How Whoopi Goldberg Got Her Big Break in Hollywood

Watching Whoopi Goldberg keep the peace every day on The View can feel strange sometimes. After all, this is a performer who’s won the biggest awards in show business and rubbed elbows with the industry’s greatest stars for decades.

In other words, telling Meghan McCain to calm down doesn’t always seem like the best use of her time. However, Whoopi has been at it on The View for more than a decade, and fans of the show love seeing her at the table every day. (She’s paid well for the job,too.)

Fans of Whoopi’s work in films and on Broadway might see it another way. Her sparkling performances in movies like Ghost and The Player made her a huge star in the ’90s, and no one can blame this group for wanting more.

The story of how Whoopi ended up in a Steven Spielberg film — leading to her first Oscar nomination — is as good as they get. Here’s how she got her start in Hollywood in the ’80s.

Whoopi’s audition for Spielberg, Quincy Jones, and Michael Jackson

Whoopi Goldberg has conversation with Steven Spielberg off-camera from the film ‘The Color Purple’, 1985. | Warner Brothers/Getty Images

In the mid-’80s, Whoopi attracted buzz with The Spook Show, which ran at New York’s Dance Theater Workshop. It had taken her a while to get there. An ’84 Vanity Fair profile described scenes from her previous decade — including work in a funeral parlor as a mortician — before getting into comedy.

By the time she landed in New York with her show, Whoopi had Hollywood A-listers showing up to watch. Mike Nichols, who directed The Graduate and Who’s Afraid of Virginia Woolf?, described her as “a true artist” at one of her performances. (He helped get the show to Broadway.)

Meanwhile, Alice Walker, the author of The Color Purple, had recommended to Steven Spielberg that he audition Whoopi for his upcoming film adaptation of the book. For an up-and-coming comic, a Spielberg audition must have been intimidating.

In fact, it was much more intimidating than that. Along with Spielberg, Whoopi found Quincy Jones and Michael Jackson — the reigning King of pop himself — in the room for her audition. She nailed it anyway and got the part.

Why Spielberg chose Whoopi for ‘The Color Purple’

John Travolta, Whoopi Goldberg, Quincy Jones and Ella Fitzgerald | Ron Galella/WireImage

Whoopi’s Vanity Fair profile recounted a great reaction she had to the idea she could get a part in The Color Purple. “Honey, in The Color Purple, I’d play the dirt,” she said. But within a few seconds of her starting her audition for the role of Celie, Spielberg knew he had his lead actress.

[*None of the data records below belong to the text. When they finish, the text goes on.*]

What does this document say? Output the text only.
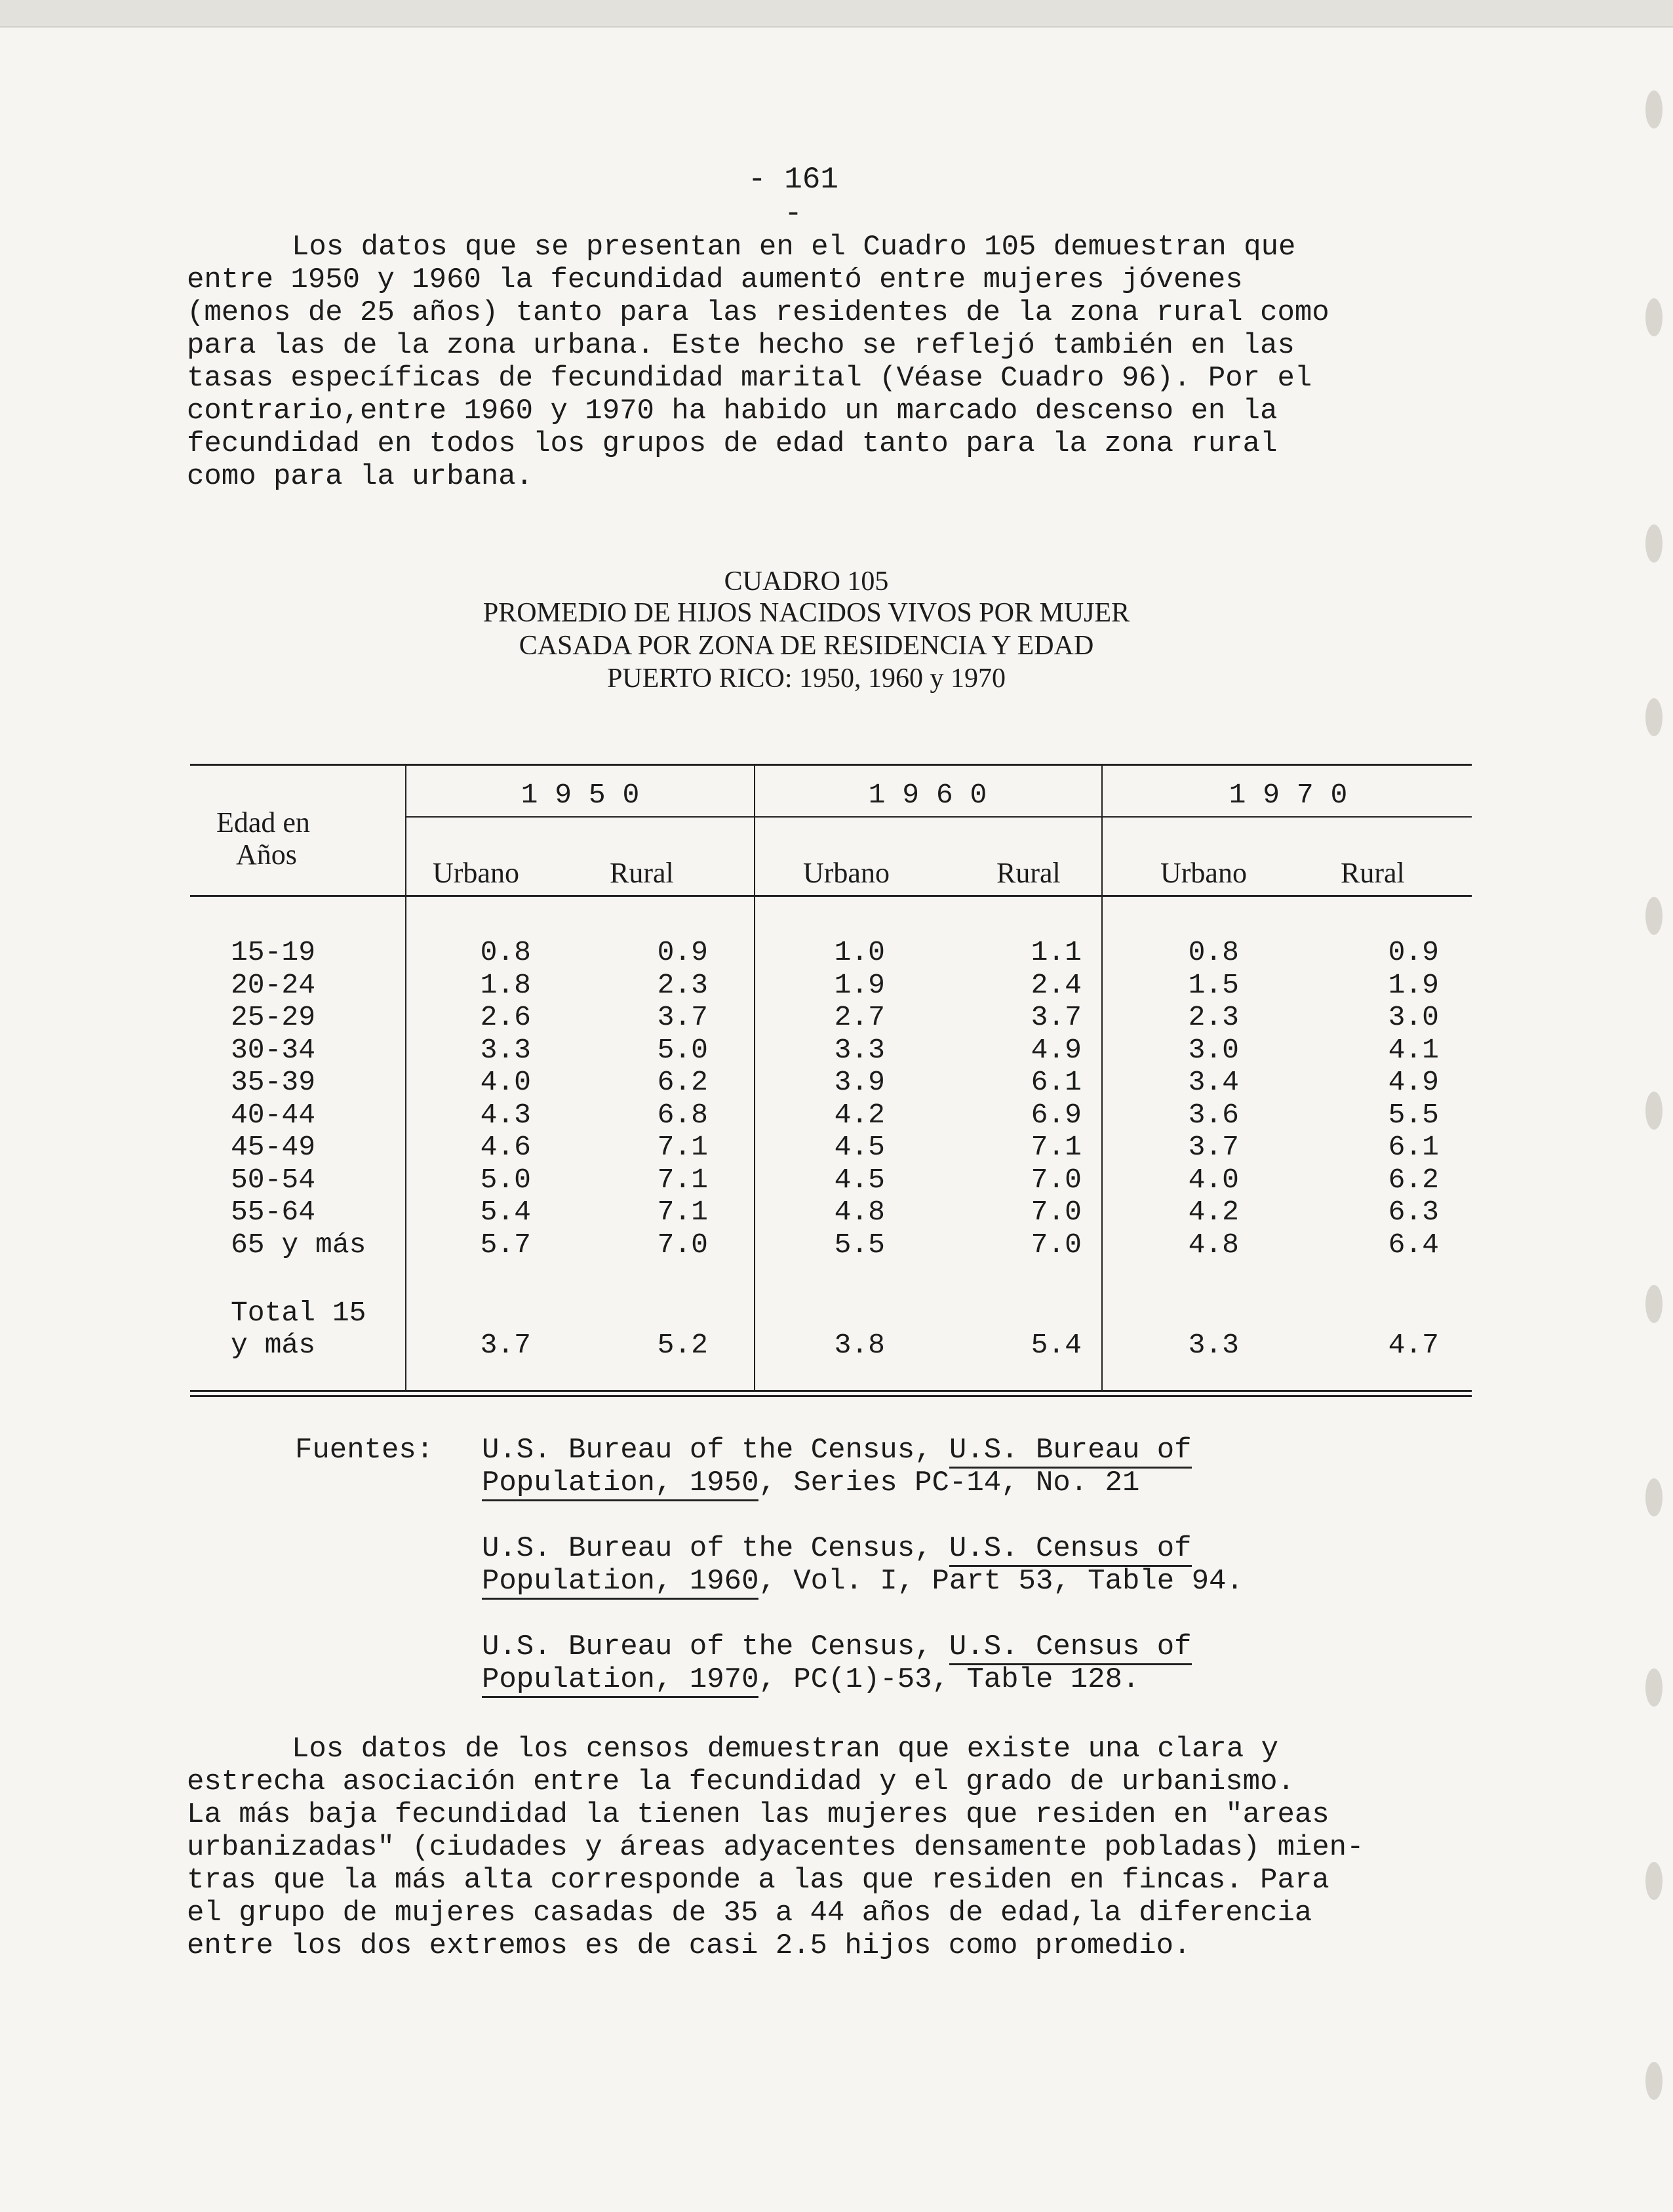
- 161 -
Los datos que se presentan en el Cuadro 105 demuestran que
entre 1950 y 1960 la fecundidad aumentó entre mujeres jóvenes
(menos de 25 años) tanto para las residentes de la zona rural como
para las de la zona urbana. Este hecho se reflejó también en las
tasas específicas de fecundidad marital (Véase Cuadro 96). Por el
contrario,entre 1960 y 1970 ha habido un marcado descenso en la
fecundidad en todos los grupos de edad tanto para la zona rural
como para la urbana.
CUADRO 105
PROMEDIO DE HIJOS NACIDOS VIVOS POR MUJER
CASADA POR ZONA DE RESIDENCIA Y EDAD
PUERTO RICO: 1950, 1960 y 1970
Edad en
Años
1 9 5 0	1 9 6 0	1 9 7 0
Urbano	Rural	Urbano	Rural	Urbano	Rural
15-19	0.8	0.9	1.0	1.1	0.8	0.9
20-24	1.8	2.3	1.9	2.4	1.5	1.9
25-29	2.6	3.7	2.7	3.7	2.3	3.0
30-34	3.3	5.0	3.3	4.9	3.0	4.1
35-39	4.0	6.2	3.9	6.1	3.4	4.9
40-44	4.3	6.8	4.2	6.9	3.6	5.5
45-49	4.6	7.1	4.5	7.1	3.7	6.1
50-54	5.0	7.1	4.5	7.0	4.0	6.2
55-64	5.4	7.1	4.8	7.0	4.2	6.3
65 y más	5.7	7.0	5.5	7.0	4.8	6.4
Total 15
y más	3.7	5.2	3.8	5.4	3.3	4.7
Fuentes: U.S. Bureau of the Census, U.S. Bureau of
Population, 1950, Series PC-14, No. 21
U.S. Bureau of the Census, U.S. Census of
Population, 1960, Vol. I, Part 53, Table 94.
U.S. Bureau of the Census, U.S. Census of
Population, 1970, PC(1)-53, Table 128.
Los datos de los censos demuestran que existe una clara y
estrecha asociación entre la fecundidad y el grado de urbanismo.
La más baja fecundidad la tienen las mujeres que residen en "areas
urbanizadas" (ciudades y áreas adyacentes densamente pobladas) mien-
tras que la más alta corresponde a las que residen en fincas. Para
el grupo de mujeres casadas de 35 a 44 años de edad,la diferencia
entre los dos extremos es de casi 2.5 hijos como promedio.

“I knew you were Celie probably before you took your 15th breath,” Spielberg told Whoopi in an interview that ran on The View in 2016. “The reason I saw Celie in you was because of your strength. I would never hire a Celie who wasn’t strong. It has to be in [the actor’s] DNA.”

When it came time for the Academy to choose its nominees for 1985’s Best Actress, Whoopi got an Oscar nomination but not the award. (Angelica Huston won it for Prizzi’s Honor.) However, Whoopi did win the Golden Globe for Best Actress in a drama.

For her performance in 1990’s Ghost, Whoopi earned her second Oscar nomination (this time, for Best Supporting Actress). When she won that Oscar, there was nothing that could stop her.